The conversational experience with AI combined with powerful prediction intelligence that generates the data you need creates a smooth workflow of testing, learning, and growth with data-fueled intelligence. Machine generation enables human marketers to create many more campaigns than they otherwise could and get the right message in front of the right person at the right time in a way that was previously limited by quality, speed and costs.
The result is a myriad of evergreen campaign options that are quickly and accurately formulated for a marketer to choose from and predict the consequences of. The ‘if-this-then-that’ model is created with trusted data in a less costly, more effective way.

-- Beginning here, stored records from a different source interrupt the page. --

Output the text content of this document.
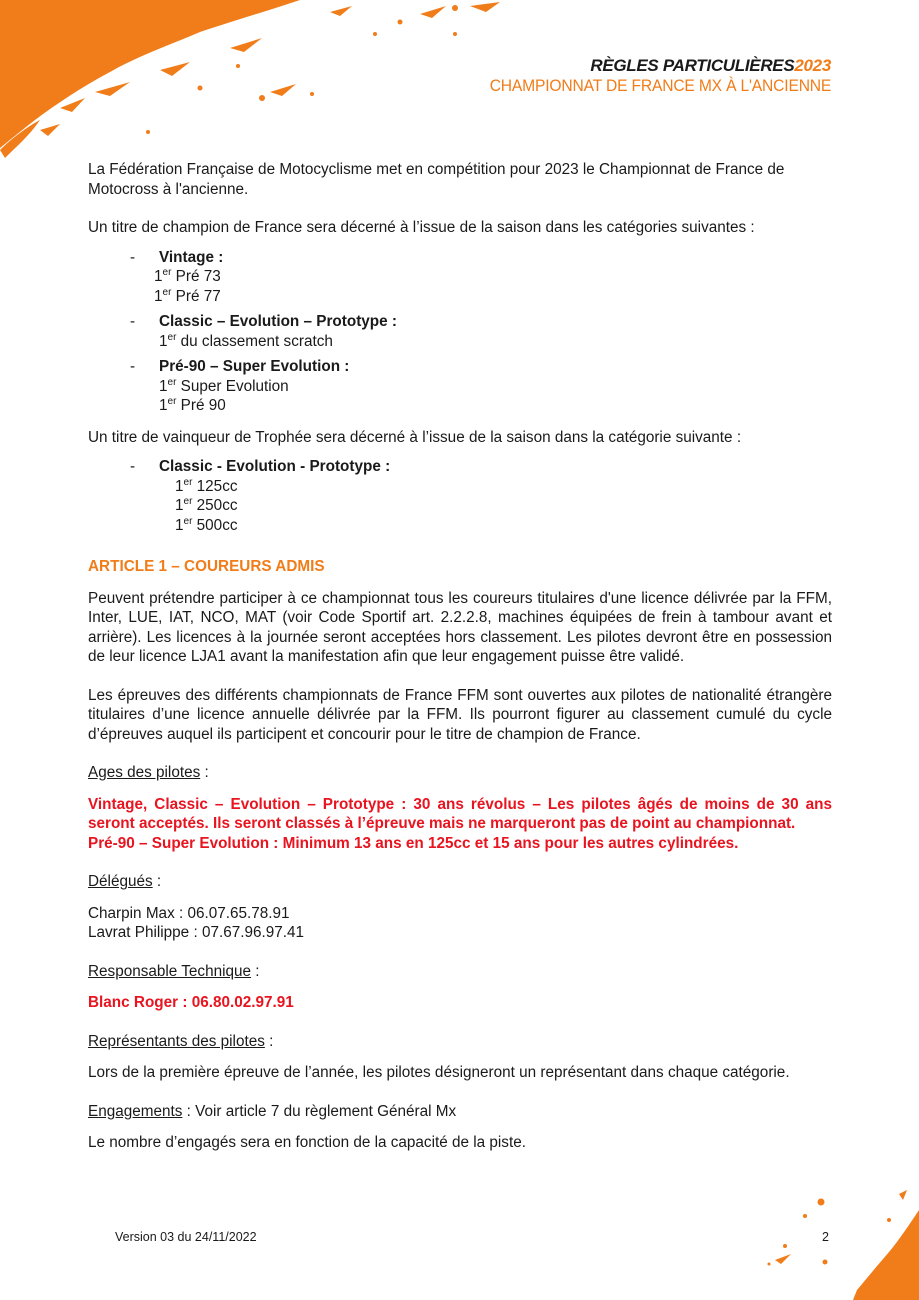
RÈGLES PARTICULIÈRES2023
CHAMPIONNAT DE FRANCE MX À L'ANCIENNE

La Fédération Française de Motocyclisme met en compétition pour 2023 le Championnat de France de Motocross à l'ancienne.

Un titre de champion de France sera décerné à l’issue de la saison dans les catégories suivantes :

- Vintage :
1er Pré 73
1er Pré 77
- Classic – Evolution – Prototype :
1er du classement scratch
- Pré-90 – Super Evolution :
1er Super Evolution
1er Pré 90

Un titre de vainqueur de Trophée sera décerné à l’issue de la saison dans la catégorie suivante :

- Classic - Evolution - Prototype :
1er 125cc
1er 250cc
1er 500cc

ARTICLE 1 – COUREURS ADMIS

Peuvent prétendre participer à ce championnat tous les coureurs titulaires d'une licence délivrée par la FFM, Inter, LUE, IAT, NCO, MAT (voir Code Sportif art. 2.2.2.8, machines équipées de frein à tambour avant et arrière). Les licences à la journée seront acceptées hors classement. Les pilotes devront être en possession de leur licence LJA1 avant la manifestation afin que leur engagement puisse être validé.

Les épreuves des différents championnats de France FFM sont ouvertes aux pilotes de nationalité étrangère titulaires d’une licence annuelle délivrée par la FFM. Ils pourront figurer au classement cumulé du cycle d’épreuves auquel ils participent et concourir pour le titre de champion de France.

Ages des pilotes :

Vintage, Classic – Evolution – Prototype : 30 ans révolus – Les pilotes âgés de moins de 30 ans seront acceptés. Ils seront classés à l’épreuve mais ne marqueront pas de point au championnat.

Pré-90 – Super Evolution : Minimum 13 ans en 125cc et 15 ans pour les autres cylindrées.

Délégués :

Charpin Max : 06.07.65.78.91

Lavrat Philippe : 07.67.96.97.41

Responsable Technique :

Blanc Roger : 06.80.02.97.91

Représentants des pilotes :

Lors de la première épreuve de l’année, les pilotes désigneront un représentant dans chaque catégorie.

Engagements : Voir article 7 du règlement Général Mx

Le nombre d’engagés sera en fonction de la capacité de la piste.

Version 03 du 24/11/2022	2
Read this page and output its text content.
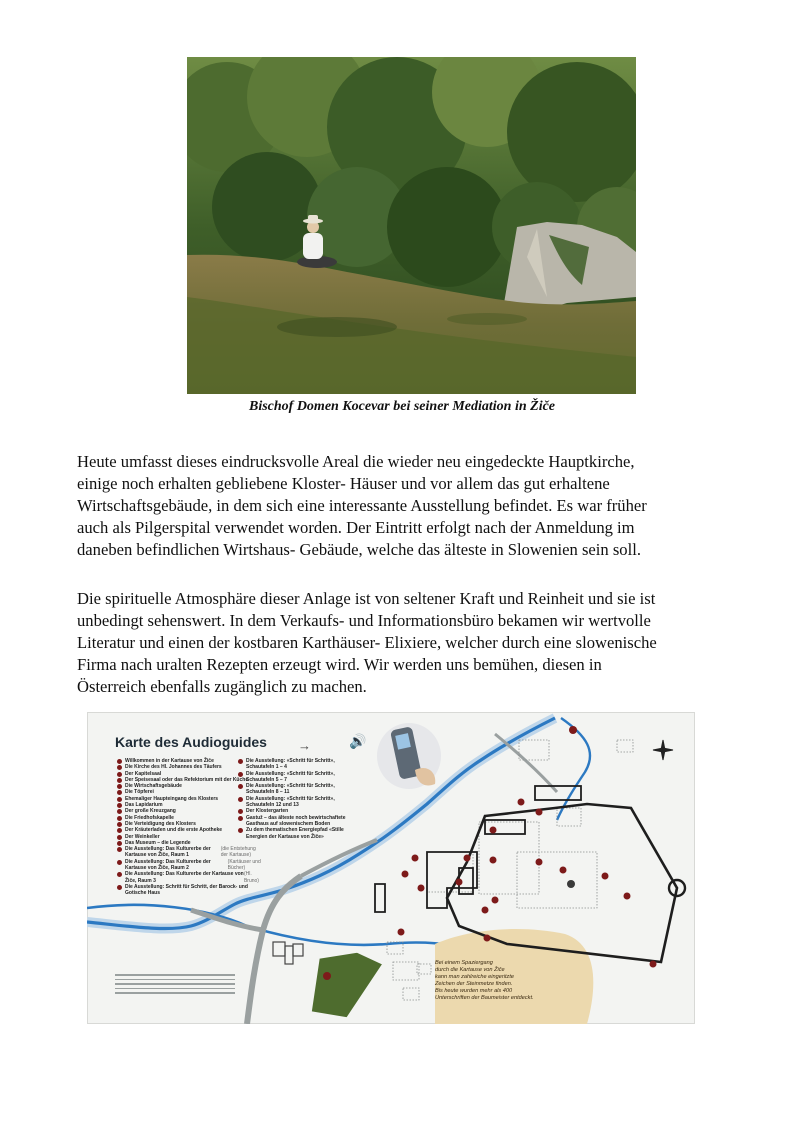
Bischof Domen Kocevar bei seiner Mediation in Žiče

Heute umfasst dieses eindrucksvolle Areal die wieder neu eingedeckte Hauptkirche,
einige noch erhalten gebliebene Kloster- Häuser und vor allem das gut erhaltene
Wirtschaftsgebäude, in dem sich eine interessante Ausstellung befindet. Es war früher
auch als Pilgerspital verwendet worden. Der Eintritt erfolgt nach der Anmeldung im
daneben befindlichen Wirtshaus- Gebäude, welche das älteste in Slowenien sein soll.

Die spirituelle Atmosphäre dieser Anlage ist von seltener Kraft und Reinheit und sie ist
unbedingt sehenswert. In dem Verkaufs- und Informationsbüro bekamen wir wertvolle
Literatur und einen der kostbaren Karthäuser- Elixiere, welcher durch eine slowenische
Firma nach uralten Rezepten erzeugt wird. Wir werden uns bemühen, diesen in
Österreich ebenfalls zugänglich zu machen.

Karte des Audioguides →	🔊
Willkommen in der Kartause von Žiče
Die Kirche des Hl. Johannes des Täufers
Der Kapitelsaal
Der Speisesaal oder das Refektorium mit der Küche
Die Wirtschaftsgebäude
Die Töpferei
Ehemaliger Haupteingang des Klosters
Das Lapidarium
Der große Kreuzgang
Die Friedhofskapelle
Die Verteidigung des Klosters
Der Kräuterladen und die erste Apotheke
Der Weinkeller
Das Museum – die Legende
Die Ausstellung: Das Kulturerbe der Kartause von Žiče, Raum 1
(die Entstehung der Kartause)
Die Ausstellung: Das Kulturerbe der Kartause von Žiče, Raum 2
(Kartäuser und Bücher)
Die Ausstellung: Das Kulturerbe der Kartause von Žiče, Raum 3
(Hl. Bruno)
Die Ausstellung: Schritt für Schritt, der Barock- und Gotische Haus
Die Ausstellung: «Schritt für Schritt», Schautafeln 1 – 4
Die Ausstellung: «Schritt für Schritt», Schautafeln 5 – 7
Die Ausstellung: «Schritt für Schritt», Schautafeln 8 – 11
Die Ausstellung: «Schritt für Schritt», Schautafeln 12 und 13
Der Klostergarten
Gastuž – das älteste noch bewirtschaftete Gasthaus auf slowenischem Boden
Zu dem thematischen Energiepfad «Stille Energien der Kartause von Žiče»
Bei einem Spaziergang
durch die Kartause von Žiče
kann man zahlreiche eingeritzte
Zeichen der Steinmetze finden.
Bis heute wurden mehr als 400
Unterschriften der Baumeister entdeckt.
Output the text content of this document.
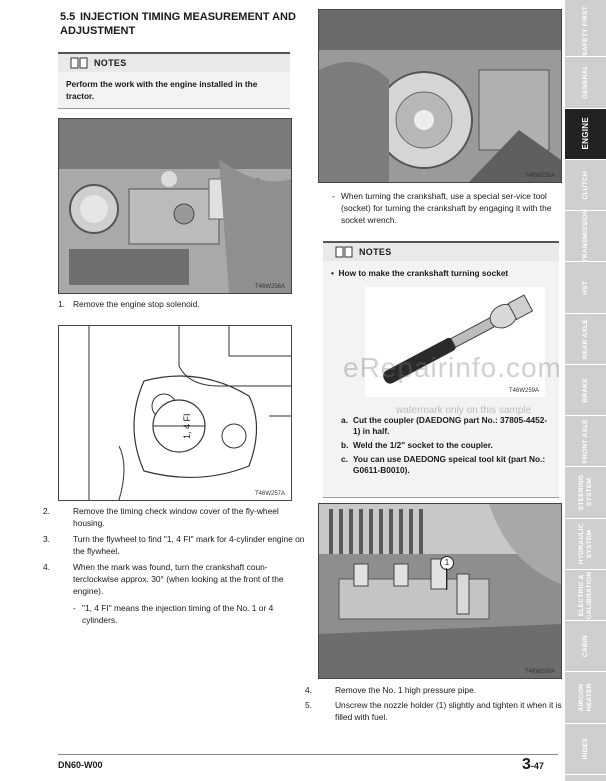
5.5 INJECTION TIMING MEASUREMENT AND ADJUSTMENT
NOTES
Perform the work with the engine installed in the tractor.
T46W256A
1. Remove the engine stop solenoid.
1, 4 FI
T46W257A
2.	Remove the timing check window cover of the fly-wheel housing.
3.	Turn the flywheel to find "1, 4 FI" mark for 4-cylinder engine on the flywheel.
4.	When the mark was found, turn the crankshaft coun-terclockwise approx. 30° (when looking at the front of the engine).
- "1, 4 FI" means the injection timing of the No. 1 or 4 cylinders.
T46W258A
- When turning the crankshaft, use a special ser-vice tool (socket) for turning the crankshaft by engaging it with the socket wrench.
NOTES
• How to make the crankshaft turning socket
T46W259A
a. Cut the coupler (DAEDONG part No.: 37805-4452-1) in half.
b. Weld the 1/2" socket to the coupler.
c. You can use DAEDONG speical tool kit (part No.: G0611-B0010).
eRepairinfo.com
watermark only on this sample
1
T46W260A
4.	Remove the No. 1 high pressure pipe.
5.	Unscrew the nozzle holder (1) slightly and tighten it when it is filled with fuel.
DN60-W00	3-47
SAFETY FIRST
GENERAL
ENGINE
CLUTCH
TRANSMISSION
HST
REAR AXLE
BRAKE
FRONT AXLE
STEERING SYSTEM
HYDRAULIC SYSTEM
ELECTRIC & CALIBRATION
CABIN
AIRCON HEATER
INDEX
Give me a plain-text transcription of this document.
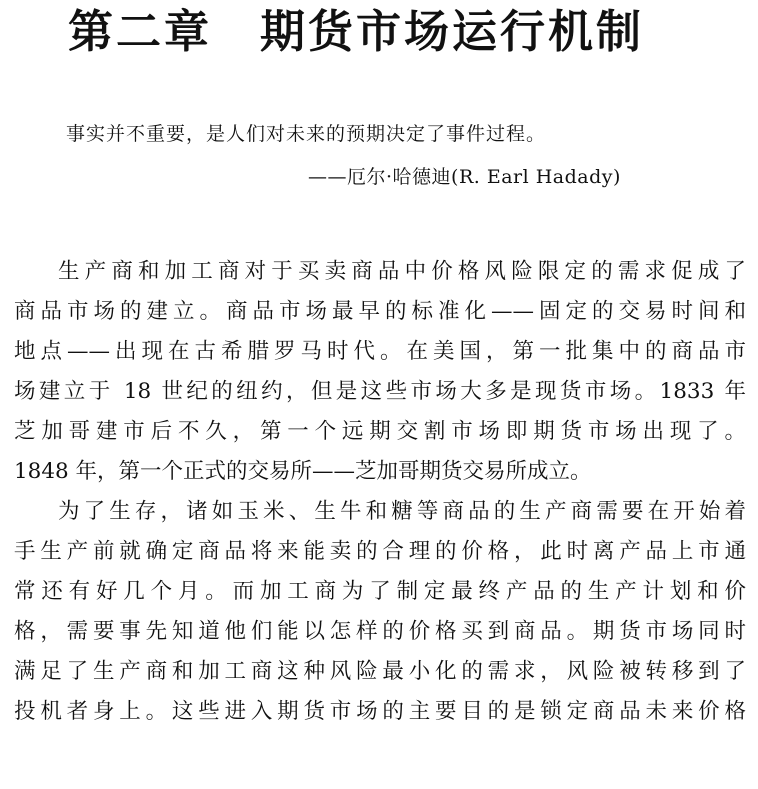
第二章　期货市场运行机制

事实并不重要，是人们对未来的预期决定了事件过程。

——厄尔·哈德迪(R. Earl Hadady)

生产商和加工商对于买卖商品中价格风险限定的需求促成了
商品市场的建立。商品市场最早的标准化——固定的交易时间和
地点——出现在古希腊罗马时代。在美国，第一批集中的商品市
场建立于 18 世纪的纽约，但是这些市场大多是现货市场。1833 年
芝加哥建市后不久，第一个远期交割市场即期货市场出现了。
1848 年，第一个正式的交易所——芝加哥期货交易所成立。
为了生存，诸如玉米、生牛和糖等商品的生产商需要在开始着
手生产前就确定商品将来能卖的合理的价格，此时离产品上市通
常还有好几个月。而加工商为了制定最终产品的生产计划和价
格，需要事先知道他们能以怎样的价格买到商品。期货市场同时
满足了生产商和加工商这种风险最小化的需求，风险被转移到了
投机者身上。这些进入期货市场的主要目的是锁定商品未来价格
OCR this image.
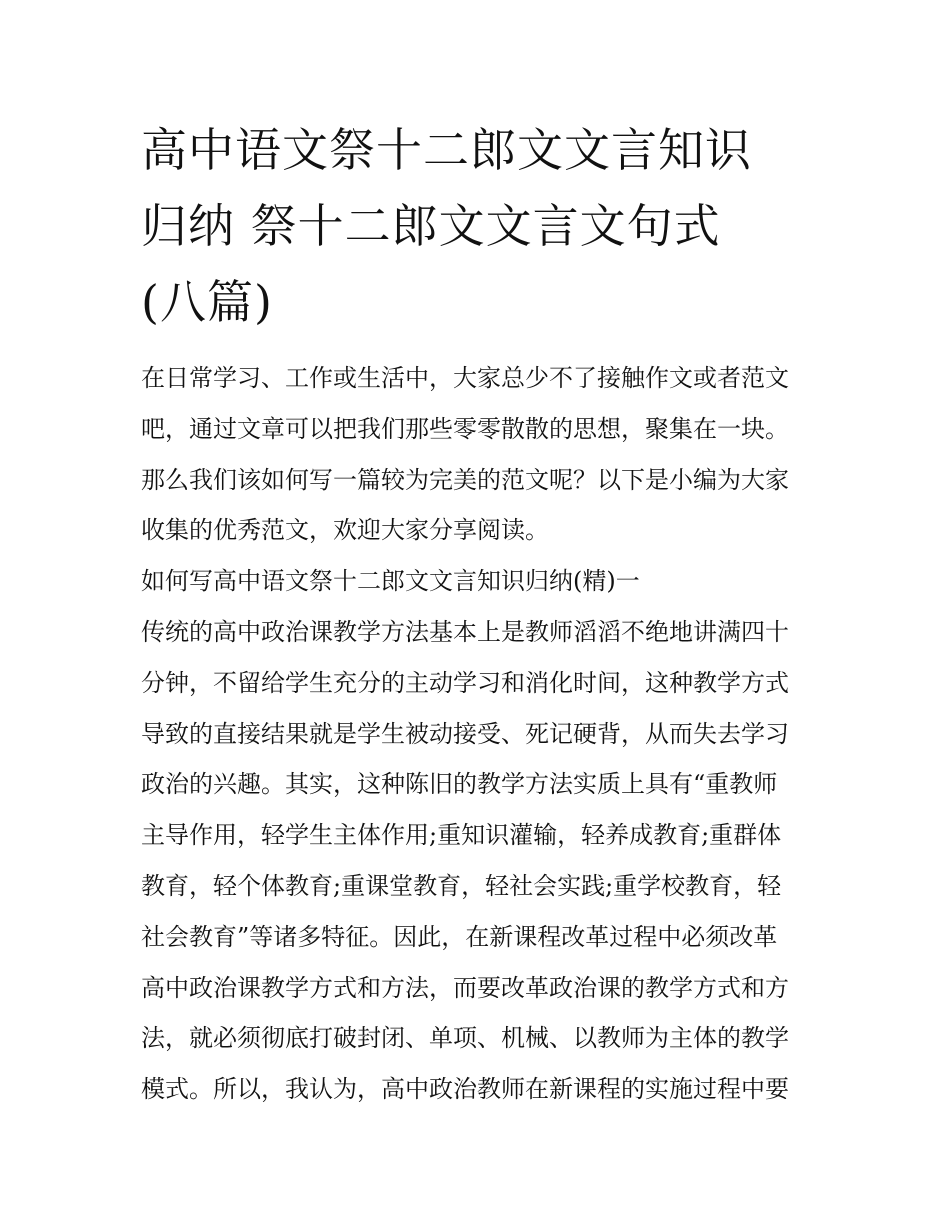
高中语文祭十二郎文文言知识
归纳 祭十二郎文文言文句式
(八篇)
在日常学习、工作或生活中，大家总少不了接触作文或者范文
吧，通过文章可以把我们那些零零散散的思想，聚集在一块。
那么我们该如何写一篇较为完美的范文呢？以下是小编为大家
收集的优秀范文，欢迎大家分享阅读。
如何写高中语文祭十二郎文文言知识归纳(精)一
传统的高中政治课教学方法基本上是教师滔滔不绝地讲满四十
分钟，不留给学生充分的主动学习和消化时间，这种教学方式
导致的直接结果就是学生被动接受、死记硬背，从而失去学习
政治的兴趣。其实，这种陈旧的教学方法实质上具有“重教师
主导作用，轻学生主体作用;重知识灌输，轻养成教育;重群体
教育，轻个体教育;重课堂教育，轻社会实践;重学校教育，轻
社会教育”等诸多特征。因此，在新课程改革过程中必须改革
高中政治课教学方式和方法，而要改革政治课的教学方式和方
法，就必须彻底打破封闭、单项、机械、以教师为主体的教学
模式。所以，我认为，高中政治教师在新课程的实施过程中要
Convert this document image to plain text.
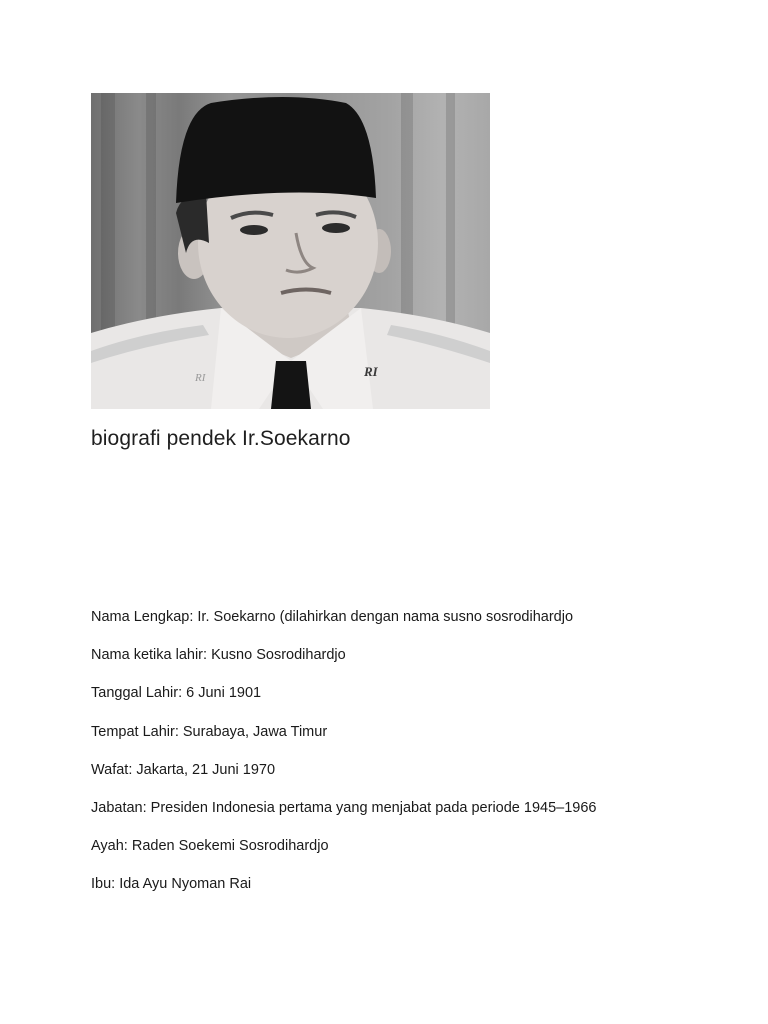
RI	RI
biografi pendek Ir.Soekarno
Nama Lengkap: Ir. Soekarno (dilahirkan dengan nama susno sosrodihardjo
Nama ketika lahir: Kusno Sosrodihardjo
Tanggal Lahir: 6 Juni 1901
Tempat Lahir: Surabaya, Jawa Timur
Wafat: Jakarta, 21 Juni 1970
Jabatan: Presiden Indonesia pertama yang menjabat pada periode 1945–1966
Ayah: Raden Soekemi Sosrodihardjo
Ibu: Ida Ayu Nyoman Rai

The value of the marketing work is no longer the hours it takes to create, but the business accuracy of the predictive algorithms for the application-tailored AI. Predictive measurement not only results in better marketing, with efficiency, but provides measurement that enhances the communication of the value of marketing efforts among the business and the stakeholders.
Thanks to AI, the CMO who knows where the value is in their marketing efforts can direct resources to the best yielding investments, then communicate it with their organization, their agencies, their c-suite peers, and their board of directors with a higher level of data-facilitated trust. The marketers that are able to establish their business relationships based on shared value realize more alignment among all their constituencies, better customer experiences and better shareholder performance.
That vision for the future of marketing doesn’t mean doing the same processes better, faster and cheaper, it leverages AI to orchestrate a great customer experience with new innovative processes to make large leaps in better, faster, and cheaper marketing.
Innovative new business models arising from these process innovations are the biggest threat - and the biggest opportunity - for the marketing ecosystems of the future.